Teacher’s fret

Half Nelson

It’s Bobo crackhead vs. underprivileged middle-schooler, to the death!

It’s Bobo crackhead vs. underprivileged middle-schooler, to the death!

Rated 3.0

In the new movie Half Nelson, Ryan Gosling plays Dan Dunne, a history teacher and girls’ basketball coach at a Brooklyn junior-high school. He’s also a crackhead who spends his evenings trolling bars and drinking himself into a mumbling stupor.

Dan is so far gone that he can’t even wait to toke up at home. He uses the bathroom at school one day after a game. In fact, he does it right in the girls’ bathroom (apparently, the boys’ room was too far away). That’s how he gets discovered by Drey (Shareeka Epps), one of his students and players. She takes in the scene and passes on. She has eyes wiser than her 13 years; her older brother is in jail on drug charges, and the brother’s associate Frank (Anthony Mackie) takes a sort of avuncular interest in Drey and her family, perhaps out of guilt that Drey’s brother is doing time for him.
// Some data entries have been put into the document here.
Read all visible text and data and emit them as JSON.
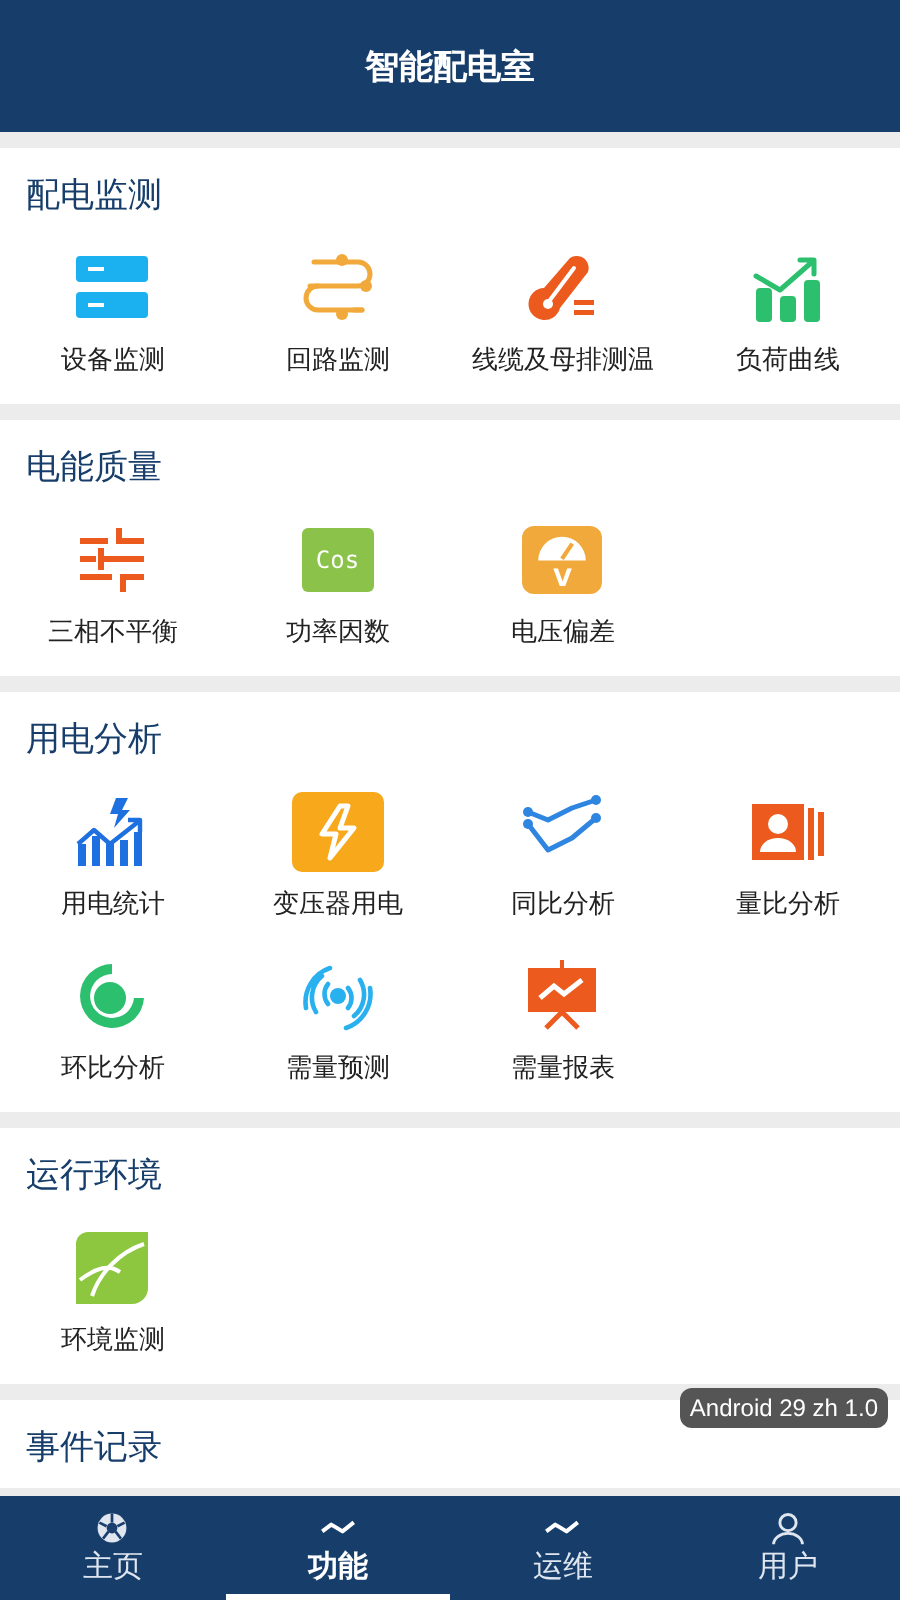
{
  "header": {
    "title": "智能配电室"
  },
  "sections": [
    {
      "title": "配电监测",
      "items": [
        {
          "label": "设备监测",
          "kind": "server"
        },
        {
          "label": "回路监测",
          "kind": "route"
        },
        {
          "label": "线缆及母排测温",
          "kind": "thermo"
        },
        {
          "label": "负荷曲线",
          "kind": "bars"
        }
      ]
    },
    {
      "title": "电能质量",
      "items": [
        {
          "label": "三相不平衡",
          "kind": "sliders"
        },
        {
          "label": "功率因数",
          "kind": "cos",
          "icon_text": "Cos"
        },
        {
          "label": "电压偏差",
          "kind": "gauge",
          "icon_text": "V"
        }
      ]
    },
    {
      "title": "用电分析",
      "items": [
        {
          "label": "用电统计",
          "kind": "boltchart"
        },
        {
          "label": "变压器用电",
          "kind": "bolttile"
        },
        {
          "label": "同比分析",
          "kind": "lines"
        },
        {
          "label": "量比分析",
          "kind": "panel"
        },
        {
          "label": "环比分析",
          "kind": "ring"
        },
        {
          "label": "需量预测",
          "kind": "signal"
        },
        {
          "label": "需量报表",
          "kind": "board"
        }
      ]
    },
    {
      "title": "运行环境",
      "items": [
        {
          "label": "环境监测",
          "kind": "leaf"
        }
      ]
    },
    {
      "title": "事件记录"
    }
  ],
  "toast": "Android 29 zh 1.0",
  "tabs": [
    {
      "label": "主页",
      "kind": "aperture",
      "selected": false
    },
    {
      "label": "功能",
      "kind": "wave",
      "selected": true
    },
    {
      "label": "运维",
      "kind": "wave",
      "selected": false
    },
    {
      "label": "用户",
      "kind": "person",
      "selected": false
    }
  ]
}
Stumbling out of the girls’ bathroom, Dan finds Drey stranded without a ride home, apparently forgotten by her deadbeat dad. So he gives her a ride home, and from that a sort of hesitant, dilatory friendship develops. It never seems to occur to the clueless Dan that it might be inappropriate to spend so much time alone with a 13-year-old girl; even so, some vestigial trace of self-preservation prompts him to keep his meetings with Drey discreetly off the school radar.
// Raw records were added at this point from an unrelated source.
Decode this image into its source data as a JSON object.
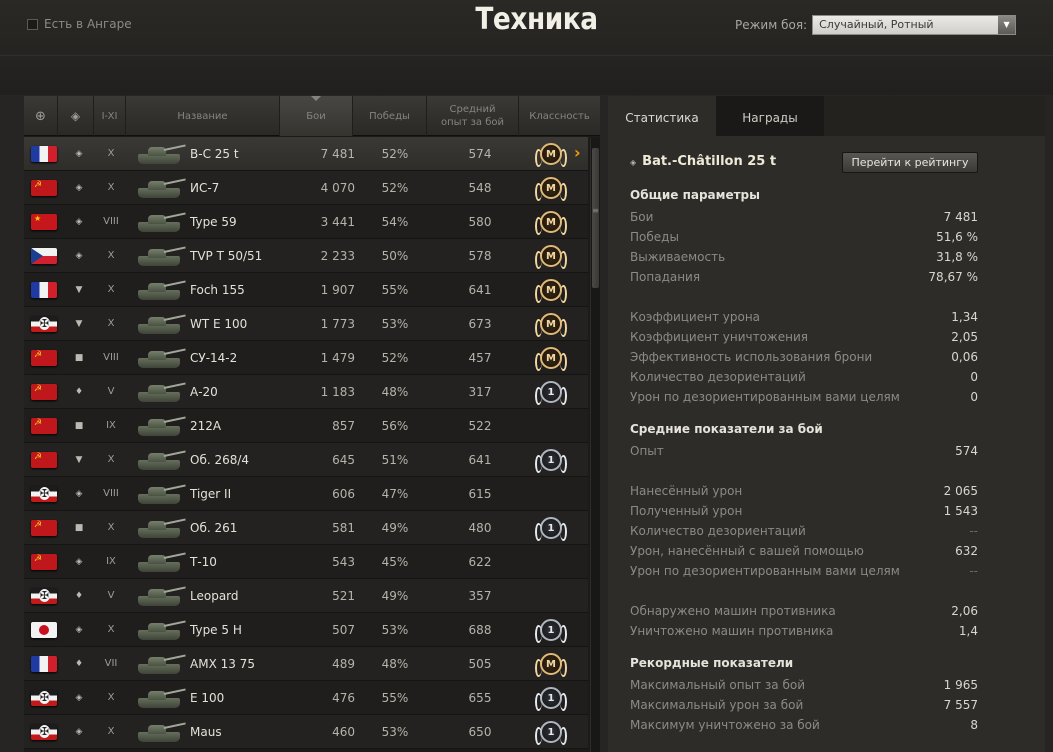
{
  "header": {
    "title": "Техника",
    "hangar_filter_label": "Есть в Ангаре",
    "mode_label": "Режим боя:",
    "mode_value": "Случайный, Ротный"
  },
  "table": {
    "columns": [
      "",
      "",
      "I-XI",
      "Название",
      "Бои",
      "Победы",
      "Средний опыт за бой",
      "Классность"
    ],
    "sort_column": "Бои",
    "rows": [
      {
        "flag": "france",
        "type_icon": "medium-tank-icon",
        "tier": "X",
        "name": "B-C 25 t",
        "battles": "7 481",
        "wins": "52%",
        "exp": "574",
        "badge": "M",
        "selected": true
      },
      {
        "flag": "ussr",
        "type_icon": "heavy-tank-icon",
        "tier": "X",
        "name": "ИС-7",
        "battles": "4 070",
        "wins": "52%",
        "exp": "548",
        "badge": "M"
      },
      {
        "flag": "china",
        "type_icon": "medium-tank-icon",
        "tier": "VIII",
        "name": "Type 59",
        "battles": "3 441",
        "wins": "54%",
        "exp": "580",
        "badge": "M"
      },
      {
        "flag": "czech",
        "type_icon": "medium-tank-icon",
        "tier": "X",
        "name": "TVP T 50/51",
        "battles": "2 233",
        "wins": "50%",
        "exp": "578",
        "badge": "M"
      },
      {
        "flag": "france",
        "type_icon": "td-icon",
        "tier": "X",
        "name": "Foch 155",
        "battles": "1 907",
        "wins": "55%",
        "exp": "641",
        "badge": "M"
      },
      {
        "flag": "germany",
        "type_icon": "td-icon",
        "tier": "X",
        "name": "WT E 100",
        "battles": "1 773",
        "wins": "53%",
        "exp": "673",
        "badge": "M"
      },
      {
        "flag": "ussr",
        "type_icon": "spg-icon",
        "tier": "VIII",
        "name": "СУ-14-2",
        "battles": "1 479",
        "wins": "52%",
        "exp": "457",
        "badge": "M"
      },
      {
        "flag": "ussr",
        "type_icon": "light-tank-icon",
        "tier": "V",
        "name": "А-20",
        "battles": "1 183",
        "wins": "48%",
        "exp": "317",
        "badge": "1"
      },
      {
        "flag": "ussr",
        "type_icon": "spg-icon",
        "tier": "IX",
        "name": "212А",
        "battles": "857",
        "wins": "56%",
        "exp": "522",
        "badge": ""
      },
      {
        "flag": "ussr",
        "type_icon": "td-icon",
        "tier": "X",
        "name": "Об. 268/4",
        "battles": "645",
        "wins": "51%",
        "exp": "641",
        "badge": "1"
      },
      {
        "flag": "germany",
        "type_icon": "heavy-tank-icon",
        "tier": "VIII",
        "name": "Tiger II",
        "battles": "606",
        "wins": "47%",
        "exp": "615",
        "badge": ""
      },
      {
        "flag": "ussr",
        "type_icon": "spg-icon",
        "tier": "X",
        "name": "Об. 261",
        "battles": "581",
        "wins": "49%",
        "exp": "480",
        "badge": "1"
      },
      {
        "flag": "ussr",
        "type_icon": "heavy-tank-icon",
        "tier": "IX",
        "name": "Т-10",
        "battles": "543",
        "wins": "45%",
        "exp": "622",
        "badge": ""
      },
      {
        "flag": "germany",
        "type_icon": "light-tank-icon",
        "tier": "V",
        "name": "Leopard",
        "battles": "521",
        "wins": "49%",
        "exp": "357",
        "badge": ""
      },
      {
        "flag": "japan",
        "type_icon": "heavy-tank-icon",
        "tier": "X",
        "name": "Type 5 H",
        "battles": "507",
        "wins": "53%",
        "exp": "688",
        "badge": "1"
      },
      {
        "flag": "france",
        "type_icon": "light-tank-icon",
        "tier": "VII",
        "name": "AMX 13 75",
        "battles": "489",
        "wins": "48%",
        "exp": "505",
        "badge": "M"
      },
      {
        "flag": "germany",
        "type_icon": "heavy-tank-icon",
        "tier": "X",
        "name": "E 100",
        "battles": "476",
        "wins": "55%",
        "exp": "655",
        "badge": "1"
      },
      {
        "flag": "germany",
        "type_icon": "heavy-tank-icon",
        "tier": "X",
        "name": "Maus",
        "battles": "460",
        "wins": "53%",
        "exp": "650",
        "badge": "1"
      }
    ]
  },
  "panel": {
    "tabs": [
      "Статистика",
      "Награды"
    ],
    "vehicle_name": "Bat.-Châtillon 25 t",
    "rating_button": "Перейти к рейтингу",
    "sections": [
      {
        "title": "Общие параметры",
        "stats": [
          {
            "label": "Бои",
            "value": "7 481"
          },
          {
            "label": "Победы",
            "value": "51,6 %"
          },
          {
            "label": "Выживаемость",
            "value": "31,8 %"
          },
          {
            "label": "Попадания",
            "value": "78,67 %"
          },
          {
            "gap": true
          },
          {
            "label": "Коэффициент урона",
            "value": "1,34"
          },
          {
            "label": "Коэффициент уничтожения",
            "value": "2,05"
          },
          {
            "label": "Эффективность использования брони",
            "value": "0,06"
          },
          {
            "label": "Количество дезориентаций",
            "value": "0"
          },
          {
            "label": "Урон по дезориентированным вами целям",
            "value": "0"
          }
        ]
      },
      {
        "title": "Средние показатели за бой",
        "stats": [
          {
            "label": "Опыт",
            "value": "574"
          },
          {
            "gap": true
          },
          {
            "label": "Нанесённый урон",
            "value": "2 065"
          },
          {
            "label": "Полученный урон",
            "value": "1 543"
          },
          {
            "label": "Количество дезориентаций",
            "value": "--",
            "dim": true
          },
          {
            "label": "Урон, нанесённый с вашей помощью",
            "value": "632"
          },
          {
            "label": "Урон по дезориентированным вами целям",
            "value": "--",
            "dim": true
          },
          {
            "gap": true
          },
          {
            "label": "Обнаружено машин противника",
            "value": "2,06"
          },
          {
            "label": "Уничтожено машин противника",
            "value": "1,4"
          }
        ]
      },
      {
        "title": "Рекордные показатели",
        "stats": [
          {
            "label": "Максимальный опыт за бой",
            "value": "1 965"
          },
          {
            "label": "Максимальный урон за бой",
            "value": "7 557"
          },
          {
            "label": "Максимум уничтожено за бой",
            "value": "8"
          }
        ]
      }
    ]
  },
  "icons": {
    "type_glyphs": {
      "medium-tank-icon": "◈",
      "heavy-tank-icon": "◈",
      "light-tank-icon": "♦",
      "td-icon": "▼",
      "spg-icon": "■"
    },
    "badge_colors": {
      "M": "#e0b878",
      "1": "#aeb5bf"
    }
  }
}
In the script by Anna Boden and director Ryan Fleck (expanded from their 2004 short Gowanus, Brooklyn, which won awards on the indie-festival circuit), we never learn where Dan’s drug haze started or why rehab never worked for him. But there are halfhearted hints: His parents (Deborah Rush, Jay O. Sanders) are aging hippies who apparently can’t get through a family dinner without killing off several bottles of wine.
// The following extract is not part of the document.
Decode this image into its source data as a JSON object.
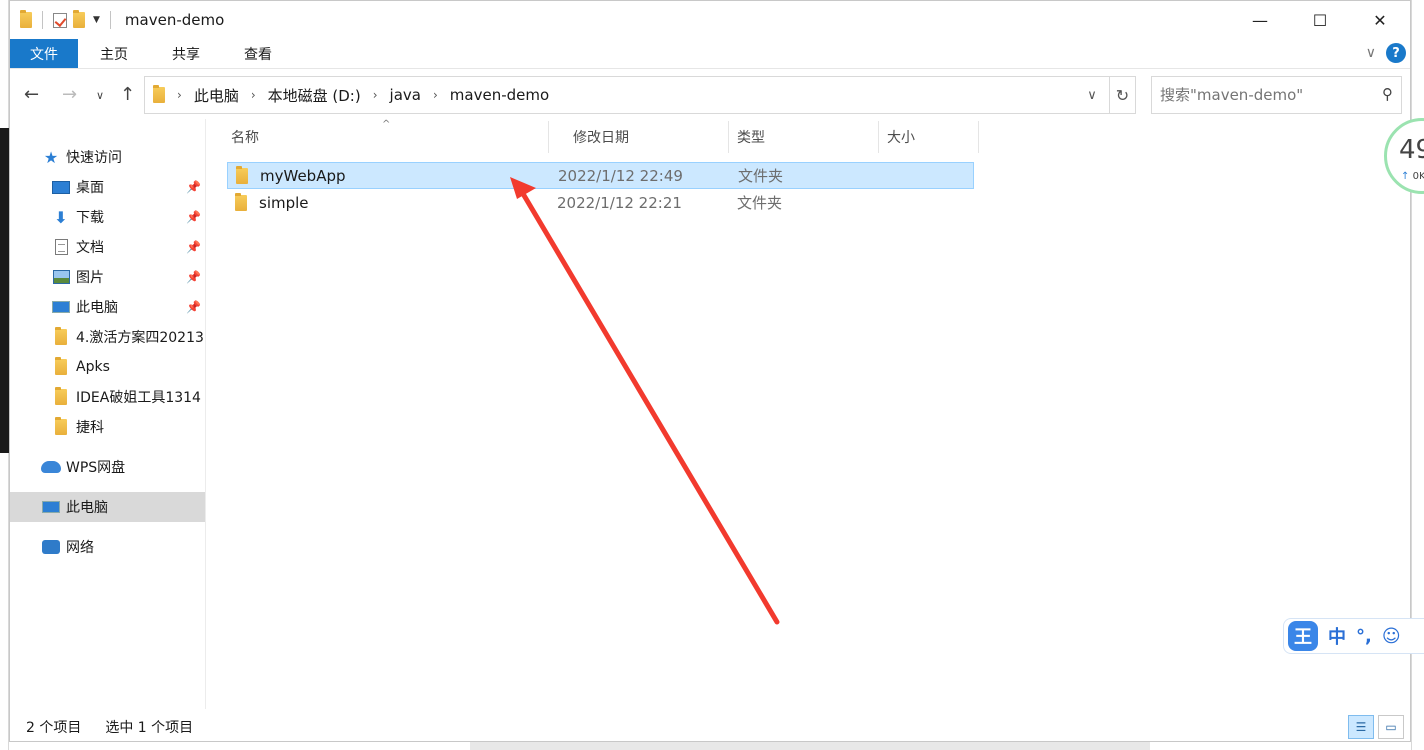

Whether or not the weakness for drugs came from them, Dan certainly carries their ’60s attitudes with him into the classroom; his muttered, rambling lectures go on and on about “opposites” and the yin and yang of history (which he calls “ying-yang”), and he considers Mario Savio of the Berkeley Free Speech Movement worth more class time than John F. Kennedy or Lyndon Johnson.

Dan carries more subtly insidious attitudes of the ’60s bourgeois counterculture, too. He takes it on himself to confront the drug dealer Frank and tell him that his (Frank’s) influence on Drey is unhealthy for her; it’s the well-meaning white liberal who knows what’s best for his fellow citizens of color. But Frank only sells the stuff—he doesn’t use it—and his eyes are clearer than Dan’s. When Drey says of Dan, “He’s my friend,” Frank is quick to set her straight. “Hey, he’s a base-head,” he says. “They don’t have friends.”

Dan certainly seems to go out of his way to avoid friendships and to sabotage those that threaten to develop. A fellow teacher, sensing trouble, says, “Hey, we’re here for you, man,” only to be waved off with a yeah-whatever-screw-you. Another teacher (Monique Gabriela Curnen) has dinner and sex with him, but he blows her off the next morning and then shows up at her door one midnight and tries to force himself on her, getting only the fat lip he so richly deserves.

The title Half Nelson is never really explained, unless it’s an elliptical way of saying “half-assed.” In any case, the movie is a good character study (portrait of the young man as a worthless bum), but Fleck and Boden fall into the trap of their central character: Their film is as sluggish and stagnant as Dan Dunne’s life. It makes all its points in the opening minutes (like the 19-minute short that preceded it, perhaps) and then repeats them over and over until it simply stops without really ending. Anna Boden is credited as editor as well as co-writer, but Half Nelson wasn’t edited; it was assembled.

Still, there are fine, subtle performances by the three lead players. Gosling eschews an actor’s vanity in playing a near-total failure—a lousy teacher and a crummy basketball coach, so brain-dead that he can’t even tell a knock-knock joke without blowing it. Mackie’s Frank is sharp, slick and smart, more than a match for this dullard who thinks he knows what’s best for Drey. And best of all is Epps’ Drey; this cool, clever girl, we know, will be able to deal with any obstacle—even having a teacher like Dan Dunne.